There is so much contempt for one another that it was only expected to happen.
There came a point at the end of Day 1 of the trial that Chief Justice John Roberts who is presiding over the impeachment trial needed to make it clear that he wasn't going to tolerate the House managers and the President's legal counsel attitude and incivility they've exhibited, especially Jerry Nadler.
Here is what led to the Chief Justice to speak up:
Nadler said, “It’s embarrassing. The president is on trial in the Senate, but the Senate is on trial in the eyes of the American people. Will you vote to allow all the relevant evidence to be presented here? Or will you betray your pledge to be an impartial juror? … Will you bring Ambassador Bolton here? Will you permit us to present you with the entire record of the president’s misconduct? Or will you instead choose to be complicit in the president’s coverup? So far I’m sad to say I see a lot of senators voting for a coverup, voting to deny witnesses, an absolutely indefensible vote, obviously a treacherous vote.”

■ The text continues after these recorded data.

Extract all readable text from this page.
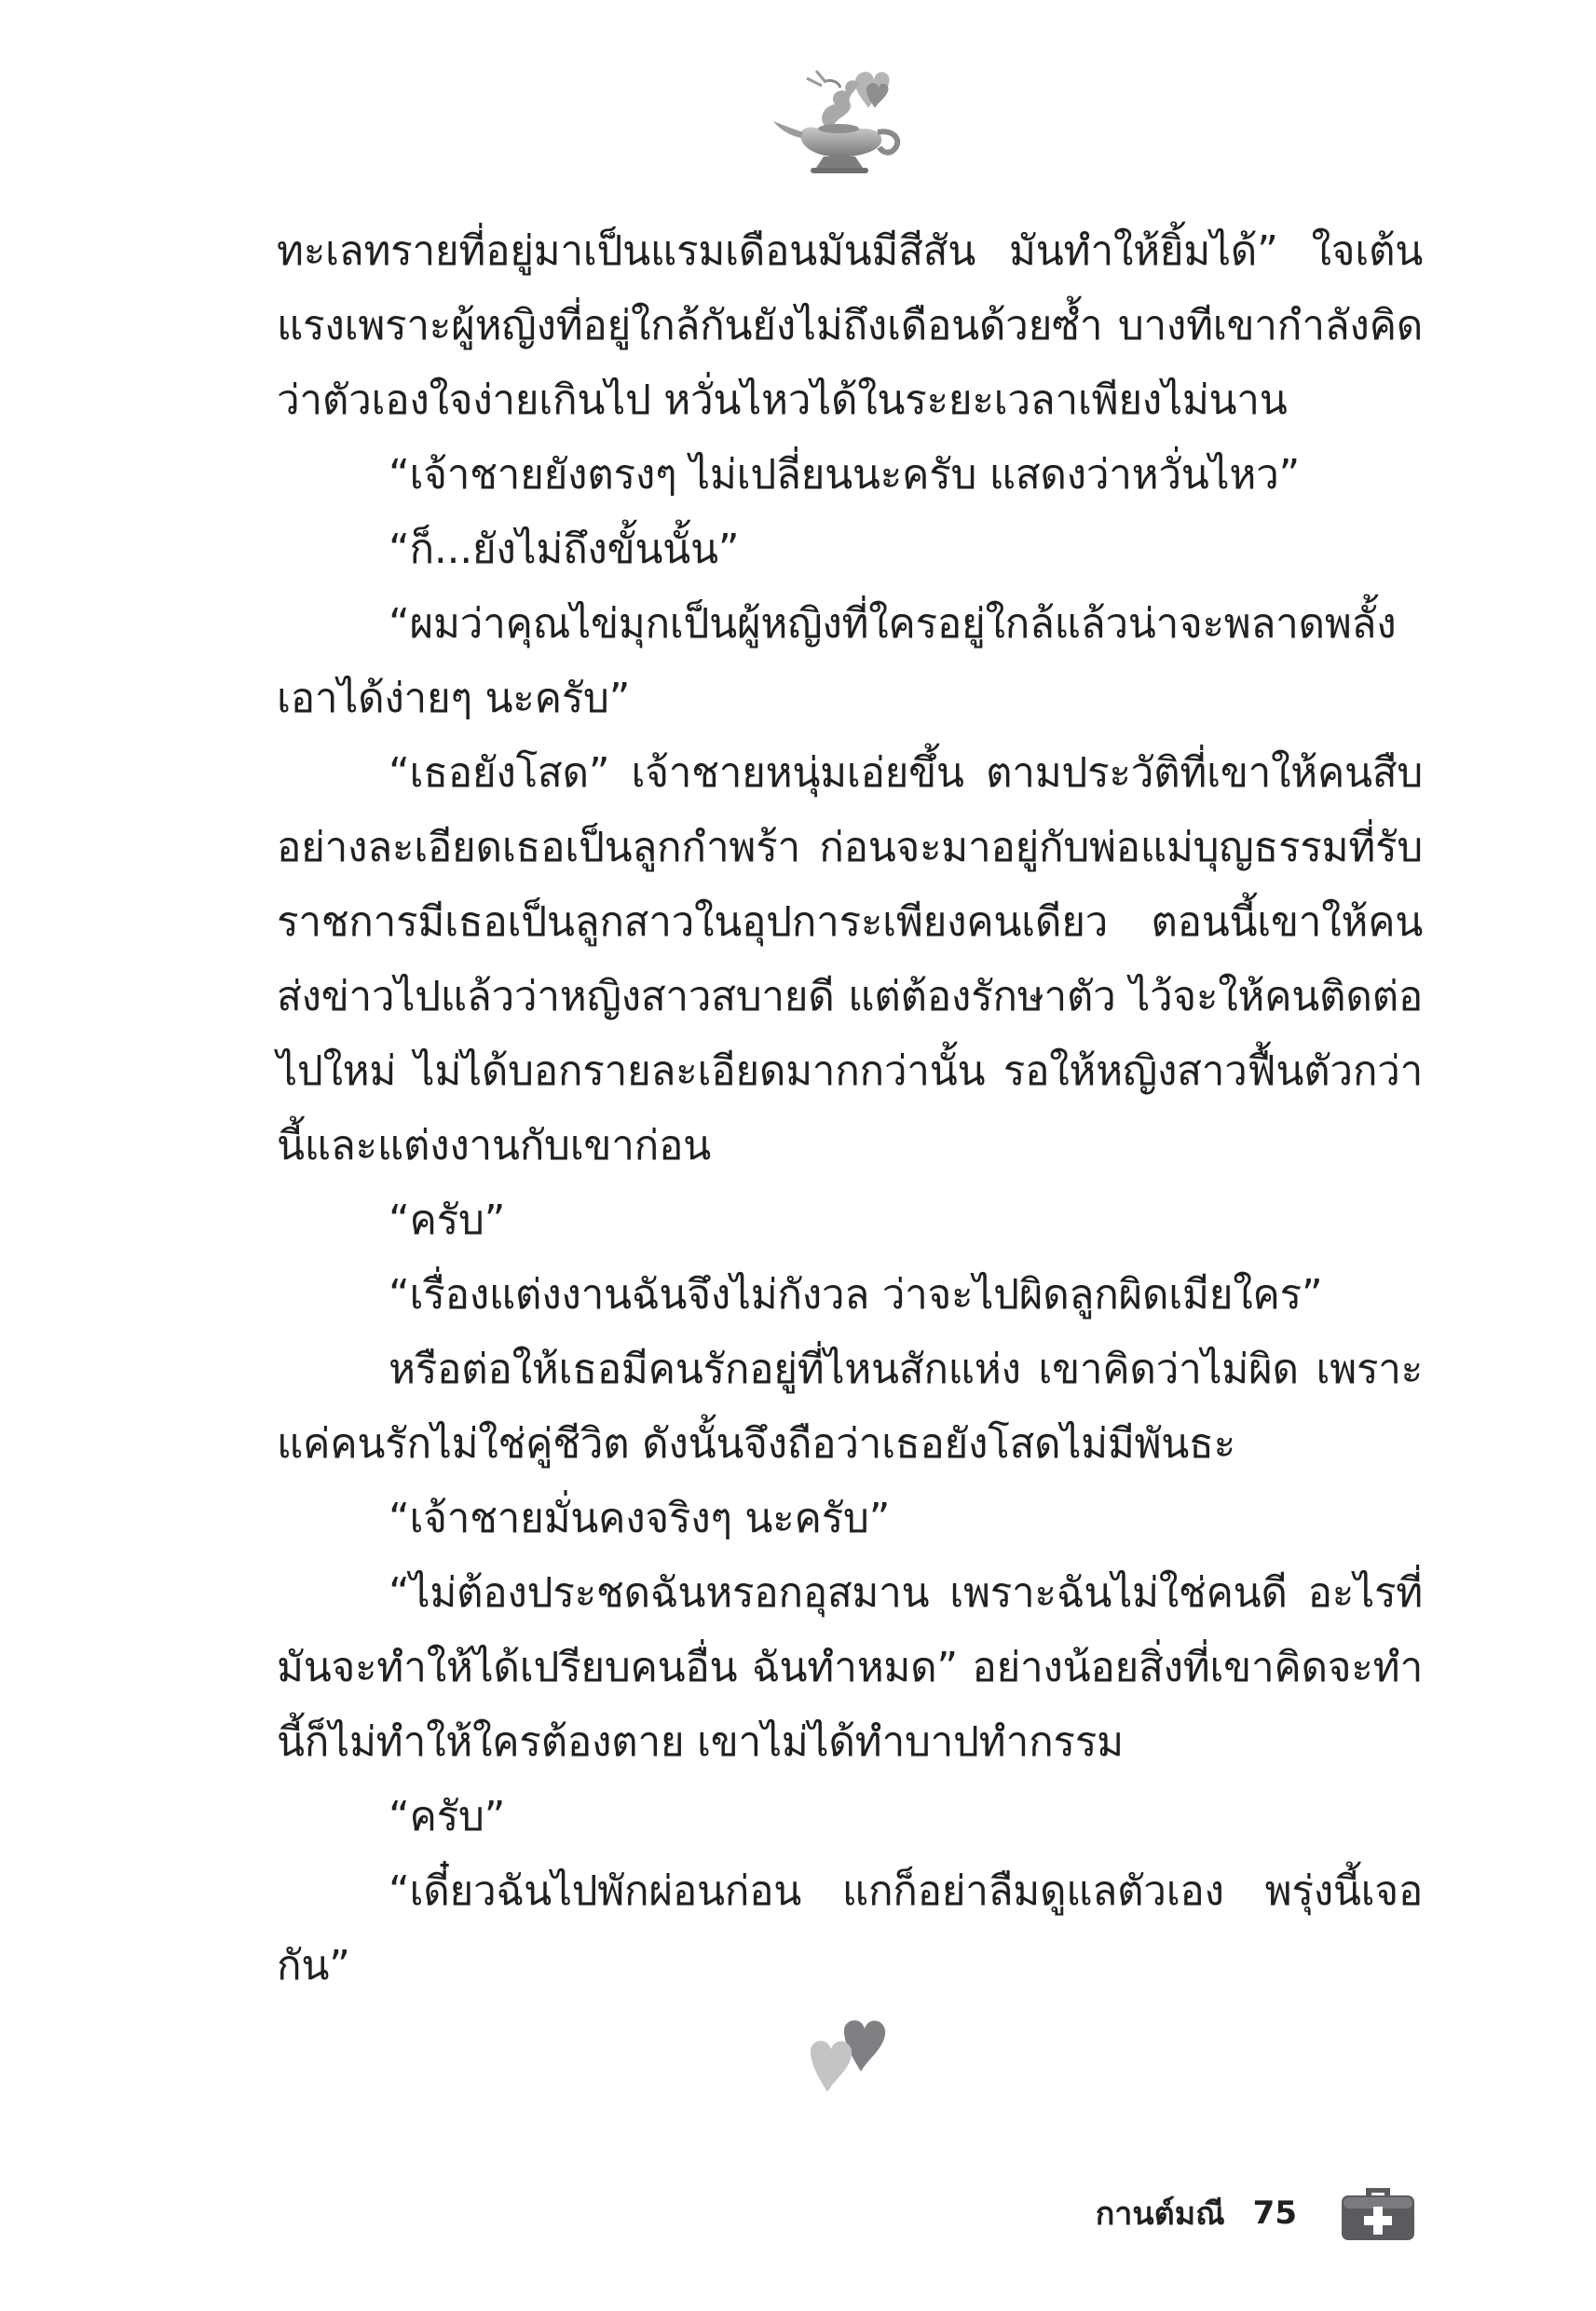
ทะเลทรายที่อยู่มาเป็นแรมเดือนมันมีสีสัน มันทำให้ยิ้มได้” ใจเต้นแรงเพราะผู้หญิงที่อยู่ใกล้กันยังไม่ถึงเดือนด้วยซ้ำ บางทีเขากำลังคิดว่าตัวเองใจง่ายเกินไป หวั่นไหวได้ในระยะเวลาเพียงไม่นาน

“เจ้าชายยังตรงๆ ไม่เปลี่ยนนะครับ แสดงว่าหวั่นไหว”

“ก็...ยังไม่ถึงขั้นนั้น”

“ผมว่าคุณไข่มุกเป็นผู้หญิงที่ใครอยู่ใกล้แล้วน่าจะพลาดพลั้งเอาได้ง่ายๆ นะครับ”

“เธอยังโสด” เจ้าชายหนุ่มเอ่ยขึ้น ตามประวัติที่เขาให้คนสืบอย่างละเอียดเธอเป็นลูกกำพร้า ก่อนจะมาอยู่กับพ่อแม่บุญธรรมที่รับราชการมีเธอเป็นลูกสาวในอุปการะเพียงคนเดียว ตอนนี้เขาให้คนส่งข่าวไปแล้วว่าหญิงสาวสบายดี แต่ต้องรักษาตัว ไว้จะให้คนติดต่อไปใหม่ ไม่ได้บอกรายละเอียดมากกว่านั้น รอให้หญิงสาวฟื้นตัวกว่านี้และแต่งงานกับเขาก่อน

“ครับ”

“เรื่องแต่งงานฉันจึงไม่กังวล ว่าจะไปผิดลูกผิดเมียใคร”

หรือต่อให้เธอมีคนรักอยู่ที่ไหนสักแห่ง เขาคิดว่าไม่ผิด เพราะแค่คนรักไม่ใช่คู่ชีวิต ดังนั้นจึงถือว่าเธอยังโสดไม่มีพันธะ

“เจ้าชายมั่นคงจริงๆ นะครับ”

“ไม่ต้องประชดฉันหรอกอุสมาน เพราะฉันไม่ใช่คนดี อะไรที่มันจะทำให้ได้เปรียบคนอื่น ฉันทำหมด” อย่างน้อยสิ่งที่เขาคิดจะทำนี้ก็ไม่ทำให้ใครต้องตาย เขาไม่ได้ทำบาปทำกรรม

“ครับ”

“เดี๋ยวฉันไปพักผ่อนก่อน แกก็อย่าลืมดูแลตัวเอง พรุ่งนี้เจอกัน”

กานต์มณี 75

The White House Counsel fired right back with Par Cipollone saying, “We’ve made our arguments to you. And you don’t deserve, and we don’t deserve, what just happened. Mr. Nadler came up here and made false allegations against our team. He made false allegations against all of you; he accused you of a cover-up. He’s been making false allegations against the president. The only one who should be embarrassed, Mr. Nadler is you, for the way you’ve addressed the United States Senate. This is the United States Senate. You’re not in charge here. … It’s about time we bring this power trip in for a landing.”
Chief Justice Roberts addressed the room,
“It is appropriate at this point for me to admonish both the House managers and the president’s counsel in equal terms to remember that they are addressing the world’s greatest deliberative body,” Roberts sternly rebuked. “One reason it has earned that title is because its members avoid speaking in a manner, and using language, that is not conducive to civil discourse.”
“In the 1905 [Judge Charles] Swayne [impeachment] trial, a senator objected when one of the managers used the word ‘pettifogging’ — and the presiding officer said the word ought not to have been used,” the chief justice continued. “I don’t think we need to aspire to that high a standard, but I do think those addressing the Senate should remember where they are.”